I thought of a few possible lapidariae, trying to sound a bit eternal but with a dash of my parents’ whimsy and skepticism. Considering the vague, biblical “It is well,” my sister suggested expanding that to the title of a lovely hymn, “It is well with my soul.” But then she demurred that she was “not quite tingly on the epitaph yet, but close!” There was no support for quoting Augusta’s most famous son, James Brown:
“OW!! I feel good.”
Then it came to me, as in a dream. A poet named Conrad Aiken had always been a favorite of my father’s and my mother’s. A mysterious Aiken poem called “The Morning Song of Lord Zero” became the title poem of a 1963 collection that Aiken sent to my father, signed, in response to my father’s fan letter. The end of the poem is weirdly visionary, an alternative heaven introduced this way:
“The landscape why is it not as we had foreseen it/ there are hills before us but no mountains. . .”

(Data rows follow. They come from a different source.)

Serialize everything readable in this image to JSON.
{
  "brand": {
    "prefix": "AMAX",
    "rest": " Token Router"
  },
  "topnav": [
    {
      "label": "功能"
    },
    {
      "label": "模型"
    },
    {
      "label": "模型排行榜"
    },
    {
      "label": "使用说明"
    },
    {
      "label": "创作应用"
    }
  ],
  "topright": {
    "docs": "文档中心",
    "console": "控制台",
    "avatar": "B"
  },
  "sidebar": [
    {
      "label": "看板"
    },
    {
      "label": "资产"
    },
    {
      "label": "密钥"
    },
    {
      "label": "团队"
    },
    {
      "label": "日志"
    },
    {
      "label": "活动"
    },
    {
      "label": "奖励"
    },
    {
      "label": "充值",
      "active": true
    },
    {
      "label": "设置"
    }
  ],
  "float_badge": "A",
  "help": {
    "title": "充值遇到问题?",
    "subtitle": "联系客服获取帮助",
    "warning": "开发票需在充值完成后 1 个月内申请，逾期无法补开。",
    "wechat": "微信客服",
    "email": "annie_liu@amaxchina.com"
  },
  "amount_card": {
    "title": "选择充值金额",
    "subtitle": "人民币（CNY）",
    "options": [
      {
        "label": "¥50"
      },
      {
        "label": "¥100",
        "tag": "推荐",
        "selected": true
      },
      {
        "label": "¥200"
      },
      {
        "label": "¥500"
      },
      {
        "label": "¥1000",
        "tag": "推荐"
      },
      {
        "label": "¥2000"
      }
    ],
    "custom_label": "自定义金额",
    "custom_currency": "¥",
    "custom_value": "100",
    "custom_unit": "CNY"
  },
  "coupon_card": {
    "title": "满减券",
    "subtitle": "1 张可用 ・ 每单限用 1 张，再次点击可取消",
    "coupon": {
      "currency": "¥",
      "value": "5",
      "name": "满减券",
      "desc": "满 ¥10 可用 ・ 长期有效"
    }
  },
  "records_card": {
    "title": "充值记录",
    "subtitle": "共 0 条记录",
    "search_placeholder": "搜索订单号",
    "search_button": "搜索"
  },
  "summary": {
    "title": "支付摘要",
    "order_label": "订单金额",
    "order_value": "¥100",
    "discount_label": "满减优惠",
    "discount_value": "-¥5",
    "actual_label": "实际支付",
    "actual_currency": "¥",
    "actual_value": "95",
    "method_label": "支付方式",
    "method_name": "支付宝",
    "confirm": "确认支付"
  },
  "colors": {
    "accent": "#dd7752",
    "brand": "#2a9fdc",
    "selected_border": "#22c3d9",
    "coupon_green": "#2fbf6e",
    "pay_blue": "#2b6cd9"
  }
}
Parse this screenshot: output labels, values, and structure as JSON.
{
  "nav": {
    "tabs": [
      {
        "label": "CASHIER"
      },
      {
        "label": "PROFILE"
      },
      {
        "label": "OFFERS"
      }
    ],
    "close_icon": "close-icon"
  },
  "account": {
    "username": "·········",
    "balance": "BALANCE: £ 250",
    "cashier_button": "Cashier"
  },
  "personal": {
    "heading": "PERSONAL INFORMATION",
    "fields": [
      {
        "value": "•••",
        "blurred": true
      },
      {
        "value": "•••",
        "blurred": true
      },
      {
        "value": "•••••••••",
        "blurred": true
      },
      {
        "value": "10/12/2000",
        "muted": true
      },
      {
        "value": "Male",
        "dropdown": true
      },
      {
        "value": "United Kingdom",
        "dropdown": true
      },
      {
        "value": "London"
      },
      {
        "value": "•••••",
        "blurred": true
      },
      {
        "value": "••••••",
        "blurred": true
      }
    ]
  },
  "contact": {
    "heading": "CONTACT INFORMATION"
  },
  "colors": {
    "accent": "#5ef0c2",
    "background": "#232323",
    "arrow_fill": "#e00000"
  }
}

My father has long insisted that we read this part of the poem at his funeral.
In that final section of “Lord Zero,” I found the perfect epitaph for the gravestone my parents will one day share:
“our feet are now in the morning brook/ and its clear parable of time.”
Aiken was an unbeliever, a shadow of his friend T.S. Eliot who stuck with the unauthorized human mysteries. His own epitaph, in an old Savanah, Ga., cemetery, he cribbed from something he read in the shipping news section of the local newspaper:
“Cosmos Mariner Destination Unknown.”
We don’t know our ultimate audience, those future figures who will haunt our 21st century grave sites. But my guess is that, among the epitaphs of Georgia governors and congressmen in Summerville Cemetery, they might be better pleased thinking of a loving husband and wife with pants rolled up, wading in a chilly brook that is, in some symbolic way, a glimpse of eternity inside of ordinary time.
My sister read the epitaph to my father and replied in an email, “he’s a definite yes, with tears and grabbing my hand and saying yesyesyes!!!”